Using that knowledge, a thicker piece (so it will not short out) of
the aluminum foil, can be placed in front of the magnetrons output
to be monitored for any voltage fluctuation across the aluminum that
would be caused from microwaves hitting it. Im not shure on how much
voltage or amperage this will induce in the aluminum foil but I hope
this helps.
Except that the induced voltage will be at 2.45 GHz. You can make
perfectly good sparks at that frequency, but the run of the mill
voltmeter isn't going to detect it.
If you're worried, go find one of those microwave oven leakage
detectors. The professional calibrated ones (e.g. from Narda) are
pretty expensive, but there are very inexpensive ones for consumer
use (Radio Shack used to sell them). It's basically a small dipole,
a suitable diodes and a voltmeter. The safety level is 2 mW/cm2, so
the consumer units are quasi calibrated in that general area. (The
pro field strength meter has a lot more dynamic range AND is
calibrated to a traceable standard)
you could build your own field strength probe, but calibration is a pain.
Just to get anyone interested in the ballpark: 2.45 GHz is 12.2
cm.

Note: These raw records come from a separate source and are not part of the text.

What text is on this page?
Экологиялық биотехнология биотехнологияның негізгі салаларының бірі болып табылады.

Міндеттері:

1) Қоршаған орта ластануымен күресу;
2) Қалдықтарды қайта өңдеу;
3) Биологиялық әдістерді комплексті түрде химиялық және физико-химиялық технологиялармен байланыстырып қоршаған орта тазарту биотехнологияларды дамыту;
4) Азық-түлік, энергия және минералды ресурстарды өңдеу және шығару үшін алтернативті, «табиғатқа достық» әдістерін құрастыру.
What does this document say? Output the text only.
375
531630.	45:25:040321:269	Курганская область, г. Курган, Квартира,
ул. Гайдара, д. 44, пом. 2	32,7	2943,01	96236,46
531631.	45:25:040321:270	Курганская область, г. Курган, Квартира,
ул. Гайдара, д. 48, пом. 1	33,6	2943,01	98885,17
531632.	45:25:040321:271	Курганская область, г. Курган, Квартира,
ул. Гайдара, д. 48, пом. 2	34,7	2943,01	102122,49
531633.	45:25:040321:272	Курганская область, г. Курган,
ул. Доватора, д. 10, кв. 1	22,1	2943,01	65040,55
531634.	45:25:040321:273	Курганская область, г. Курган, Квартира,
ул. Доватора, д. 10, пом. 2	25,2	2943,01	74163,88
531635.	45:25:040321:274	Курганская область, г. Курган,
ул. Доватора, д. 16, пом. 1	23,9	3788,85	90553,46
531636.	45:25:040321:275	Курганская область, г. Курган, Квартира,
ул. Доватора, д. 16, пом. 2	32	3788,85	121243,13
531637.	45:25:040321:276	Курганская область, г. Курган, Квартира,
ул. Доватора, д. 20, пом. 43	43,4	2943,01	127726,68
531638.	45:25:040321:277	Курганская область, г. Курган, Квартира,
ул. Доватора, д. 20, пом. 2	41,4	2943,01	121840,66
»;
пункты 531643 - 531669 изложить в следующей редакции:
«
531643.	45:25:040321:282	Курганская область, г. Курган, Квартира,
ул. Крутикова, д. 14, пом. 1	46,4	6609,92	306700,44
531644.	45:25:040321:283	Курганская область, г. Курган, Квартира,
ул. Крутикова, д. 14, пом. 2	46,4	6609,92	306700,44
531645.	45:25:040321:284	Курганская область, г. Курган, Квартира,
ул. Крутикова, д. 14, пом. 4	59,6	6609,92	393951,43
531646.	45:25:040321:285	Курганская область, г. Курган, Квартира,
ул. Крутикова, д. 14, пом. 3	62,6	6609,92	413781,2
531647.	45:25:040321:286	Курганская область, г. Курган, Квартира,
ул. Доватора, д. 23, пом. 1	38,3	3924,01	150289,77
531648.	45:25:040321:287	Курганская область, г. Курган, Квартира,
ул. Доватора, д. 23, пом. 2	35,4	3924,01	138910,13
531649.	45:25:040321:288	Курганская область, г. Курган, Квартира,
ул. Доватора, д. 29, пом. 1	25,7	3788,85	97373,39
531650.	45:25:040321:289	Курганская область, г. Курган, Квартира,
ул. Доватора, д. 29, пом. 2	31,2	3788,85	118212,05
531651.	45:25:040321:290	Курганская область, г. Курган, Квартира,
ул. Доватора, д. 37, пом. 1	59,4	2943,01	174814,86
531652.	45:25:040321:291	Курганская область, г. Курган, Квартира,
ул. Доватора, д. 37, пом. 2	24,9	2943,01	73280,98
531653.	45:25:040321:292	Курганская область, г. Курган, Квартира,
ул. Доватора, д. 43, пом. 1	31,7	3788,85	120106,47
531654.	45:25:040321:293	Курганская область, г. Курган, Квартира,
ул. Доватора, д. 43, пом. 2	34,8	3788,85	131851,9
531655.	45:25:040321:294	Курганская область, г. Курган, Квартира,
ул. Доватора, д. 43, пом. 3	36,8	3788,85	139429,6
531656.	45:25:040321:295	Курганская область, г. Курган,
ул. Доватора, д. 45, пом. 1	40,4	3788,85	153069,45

The effective aperture of a 6 cm long dipole is about 1/8th
square wavelength, or roughly 18 square centimeters. So a dipole
will intercept about 40 mW at the ANSI exposure limit. Into 72 ohms
(the impedance of the dipole), this works out to about 1.6-2.7 volts.
A smaller probe intercepts less power. Make it 1 cm, and you
intercept 1/36th the power (about 1 mW) and the voltage is
correspondingly smaller (a bit less than a volt).
A variety of diodes will work. What you want is a zero bias planar
schottky or an old germanium (1n34, for instance). But, almost
anything will work (1n914, 1n5711, etc.)